Il s'était étonné que cette révélation ne procure aucune joie à Milly. Il s'était attendu à une franche rigolade, mais elle avait eu l'air triste en l'écoutant et il n'avait pu s'empêcher de lui demander pourquoi.

Milly lui avait alors confié un secret qui lui pesait. Elle, qui n'avait que mépris pour ces garçons shootés au sport qu'elle qualifiait, injustement le plus souvent, de brutes ignares, avait développé des sentiments à l'égard de Frank Rockley.

– Ce sont ses yeux, avait-elle avoué sur un banc où ils avaient pris place. Il y a quelque chose dans son regard, le reflet d'une enfance triste. J'ai appris, avait-elle ajouté, que c'est son père qui le pousse à l'excellence, alors que lui voudrait rejoindre une ONG et partir découvrir le monde.

– Et comment sais-tu cela ? lui avait demandé Jo en repensant à l'émoi qu'il avait connu la veille sous le bureau de Mme Berlington, se félicitant de n'en avoir rien dit.

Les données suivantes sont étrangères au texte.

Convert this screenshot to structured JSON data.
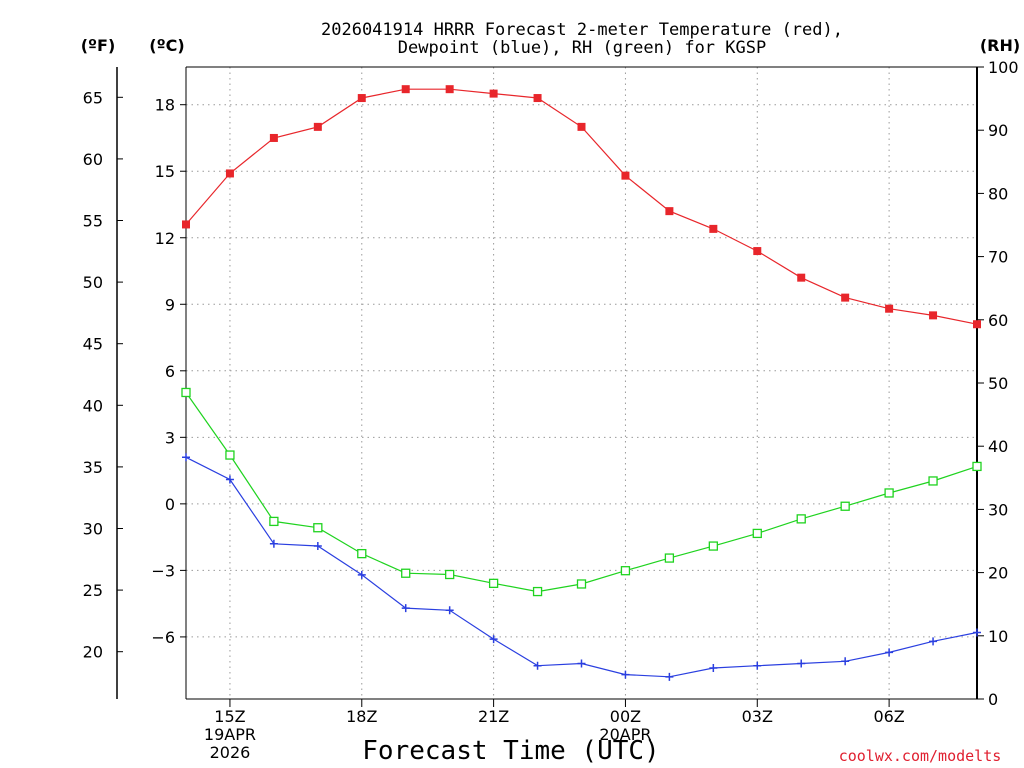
{
  "chart_data": {
    "type": "line",
    "title_line1": "2026041914 HRRR Forecast 2-meter Temperature (red),",
    "title_line2": "Dewpoint (blue), RH (green) for KGSP",
    "xlabel": "Forecast Time (UTC)",
    "credit": "coolwx.com/modelts",
    "units": {
      "fahrenheit": "(ºF)",
      "celsius": "(ºC)",
      "rh": "(RH)"
    },
    "x_hours": [
      14,
      15,
      16,
      17,
      18,
      19,
      20,
      21,
      22,
      23,
      24,
      25,
      26,
      27,
      28,
      29,
      30,
      31,
      32
    ],
    "x_ticks": [
      {
        "hour": 15,
        "lines": [
          "15Z",
          "19APR",
          "2026"
        ]
      },
      {
        "hour": 18,
        "lines": [
          "18Z"
        ]
      },
      {
        "hour": 21,
        "lines": [
          "21Z"
        ]
      },
      {
        "hour": 24,
        "lines": [
          "00Z",
          "20APR"
        ]
      },
      {
        "hour": 27,
        "lines": [
          "03Z"
        ]
      },
      {
        "hour": 30,
        "lines": [
          "06Z"
        ]
      }
    ],
    "xlim": [
      14,
      32
    ],
    "celsius_axis": {
      "range": [
        -8.8,
        19.7
      ],
      "ticks": [
        "-6",
        "-3",
        "0",
        "3",
        "6",
        "9",
        "12",
        "15",
        "18"
      ]
    },
    "fahrenheit_axis": {
      "ticks": [
        "20",
        "25",
        "30",
        "35",
        "40",
        "45",
        "50",
        "55",
        "60",
        "65"
      ]
    },
    "rh_axis": {
      "range": [
        0,
        100
      ],
      "ticks": [
        "0",
        "10",
        "20",
        "30",
        "40",
        "50",
        "60",
        "70",
        "80",
        "90",
        "100"
      ]
    },
    "series": [
      {
        "name": "2-meter Temperature",
        "axis": "celsius",
        "color": "#e8262b",
        "marker": "filled-square",
        "values": [
          12.6,
          14.9,
          16.5,
          17.0,
          18.3,
          18.7,
          18.7,
          18.5,
          18.3,
          17.0,
          14.8,
          13.2,
          12.4,
          11.4,
          10.2,
          9.3,
          8.8,
          8.5,
          8.1
        ]
      },
      {
        "name": "Dewpoint",
        "axis": "celsius",
        "color": "#2a3fe0",
        "marker": "plus",
        "values": [
          2.1,
          1.1,
          -1.8,
          -1.9,
          -3.2,
          -4.7,
          -4.8,
          -6.1,
          -7.3,
          -7.2,
          -7.7,
          -7.8,
          -7.4,
          -7.3,
          -7.2,
          -7.1,
          -6.7,
          -6.2,
          -5.8
        ]
      },
      {
        "name": "RH",
        "axis": "rh",
        "color": "#1fd31f",
        "marker": "open-square",
        "values": [
          48.5,
          38.6,
          28.1,
          27.1,
          23.0,
          19.9,
          19.7,
          18.3,
          17.0,
          18.2,
          20.3,
          22.3,
          24.2,
          26.2,
          28.5,
          30.5,
          32.6,
          34.5,
          36.8
        ]
      }
    ]
  }
}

– Un soir où j'entrais dans ma voiture, il s'est approché et m'a dit qu'il la trouvait élégante. C'est ce mot dans sa bouche qui m'a mis la puce à l'oreille. « Élégant », c'est un joli mot, n'est-ce pas ? Nous avons discuté, je crois que ce soir-là il en avait gros sur le cœur. La semaine suivante, je l'ai recroisé au secrétariat, on s'est souri. Nous avons pris un café...

– Pas dans le mien, interrompit Jo.

– Non, répondit Milly, c'était un matin, nous sommes allés au Tuttleman, bref, il m'a raconté son histoire et je me suis aperçue...

– Qu'il te plaisait ?

– Quelque chose dans le genre, oui.

– Tu lui en as parlé ?

Milly donna un coup d'épaule à Jo.

– Ce n'était que passager, pas de quoi en faire une histoire.

Jo lui avait demandé si elle comptait le dénoncer et Milly lui avait rappelé qu'elle n'était pas flic et que lui non plus. Et puis ils auraient tous deux bien des difficultés à expliquer au directeur comment ils avaient débusqué son pirate.

– Tu veux savoir qui était son complice ?

– Tu le connais ?

– Je la connais, précisa Jo.

– Ah ! souffla Milly en se levant.

– Si cela ne t'intéresse pas plus que cela, alors pourquoi avons-nous entrepris cette expédition ?

Pour toute réponse, elle avait remercié Jo d'un baiser sur la joue, lui avait assuré qu'elle avait passé une soirée épatante, que leur escapade nocturne resterait l'un de ses meilleurs souvenirs. Puis, comme si de rien n'était, elle lui avait donné rendez-vous le lendemain pour aller au cinéma, intention inutile puisqu'ils se retrouvaient tous les samedis devant le multiplex sur West Ridge Pike.

En regardant Milly s'éloigner, Jo avait repensé au jour où il l'avait vue pour la première fois à l'église.

L'amitié qui se tissait depuis dix ans entre Jo et Milly se nourrissait de confidences, de séances de cinéma le samedi après-midi, de longues conversations sur le muret qui borde le réservoir, mais aussi de silences. En hiver, à l'arrivée des premiers flocons, ils grimpaient sur le toit de la maison de Milly pour regarder la neige blanchir la futaie d'épicéas et de pins argentés. Ils fumaient quelques cigarettes et restaient là, à bavarder jusqu'à ce que le froid les oblige à rentrer.